I recently was sent an email from a Korean friend. 
The email was written in english except for the last line which was written in Korean;

BO-go-Shi Bo-yo   O-Ba

She refuses to translate it for me, if anyone can translate this into English it would be appreciated.

Thanks


----------



## Snubby

I think it says, "I want to see you, big brother" (o-pa = common affectionate term for a girl's older male friend). Do you have the original hankul version?


----------



## toring

Thanks for the quick reply,

Unfortunately she did not include the hankul version, only the romanized version. I wonder if it had been a poor translation on her behalf.

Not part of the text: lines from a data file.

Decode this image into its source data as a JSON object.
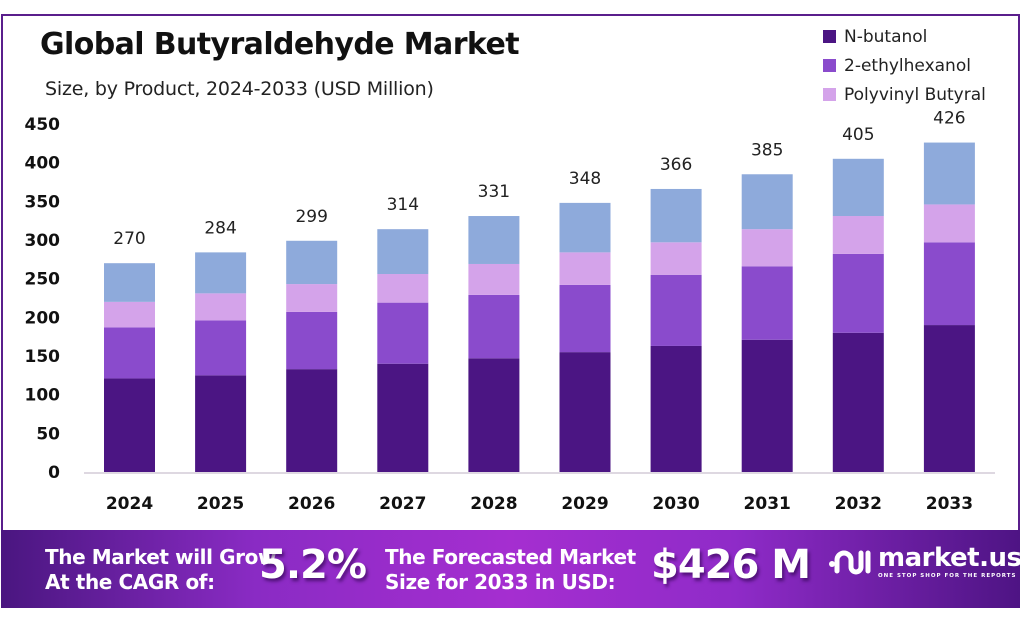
{
  "footer": {
    "cagr_label_line1": "The Market will Grow",
    "cagr_label_line2": "At the CAGR of:",
    "cagr_value": "5.2%",
    "forecast_label_line1": "The Forecasted Market",
    "forecast_label_line2": "Size for 2033 in USD:",
    "forecast_value": "$426 M"
  },
  "logo": {
    "name": "market.us",
    "tagline": "ONE STOP SHOP FOR THE REPORTS"
  },
  "chart_data": {
    "type": "bar",
    "stacked": true,
    "title": "Global Butyraldehyde Market",
    "subtitle": "Size, by Product, 2024-2033 (USD Million)",
    "xlabel": "",
    "ylabel": "",
    "categories": [
      "2024",
      "2025",
      "2026",
      "2027",
      "2028",
      "2029",
      "2030",
      "2031",
      "2032",
      "2033"
    ],
    "totals": [
      270,
      284,
      299,
      314,
      331,
      348,
      366,
      385,
      405,
      426
    ],
    "series": [
      {
        "name": "N-butanol",
        "color": "#4b1583",
        "values": [
          121,
          125,
          133,
          140,
          147,
          155,
          163,
          171,
          180,
          190
        ]
      },
      {
        "name": "2-ethylhexanol",
        "color": "#8a4bcc",
        "values": [
          66,
          71,
          74,
          79,
          82,
          87,
          92,
          95,
          102,
          107
        ]
      },
      {
        "name": "Polyvinyl Butyral",
        "color": "#d4a3ea",
        "values": [
          33,
          35,
          36,
          37,
          40,
          42,
          42,
          48,
          49,
          49
        ]
      },
      {
        "name": "",
        "color": "#8eaadb",
        "values": [
          50,
          53,
          56,
          58,
          62,
          64,
          69,
          71,
          74,
          80
        ]
      }
    ],
    "legend_entries": [
      "N-butanol",
      "2-ethylhexanol",
      "Polyvinyl Butyral"
    ],
    "legend_position": "top-right",
    "yticks": [
      0,
      50,
      100,
      150,
      200,
      250,
      300,
      350,
      400,
      450
    ],
    "ylim": [
      0,
      450
    ],
    "grid": false
  }
}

Is this a common expression used, I personally don't have any brothers, I have a younger sister. Do you think she would use this term to literally want to see me or is it an expression of her feelings towards me?


----------



## Snubby

*BO-go-Shi Bo-yo *is apretty common phrase. And girls frequently call older (but not too much older) male, non-relative friends "o-pa" (which literally is the word a girl uses when speaking to her older brother; Koreans use different words for a boy's older brother and for younger siblings). The "o-pa" here is referring to you, not to any brothers you might have. It could be a term of endearment in the way she is using it (not knowing your relationship with her, I can't say for sure what message she might be trying to convey to you, but at least it's an affectionate reference ). Maybe a native Korean speaker will add to this discussion.
Best regards.


----------



## maghanish2

She is saying 보고 싶어요 오빠, I am pretty sure.

It basically means "I miss you" (Even though it is literally translate as "I want to see you").  And Koreans use "o-pa" just as a way of calling people who are older than them.....is is a respect thing, but it is very common.  Everyone uses it!

But it is definitely directed towards you.


----------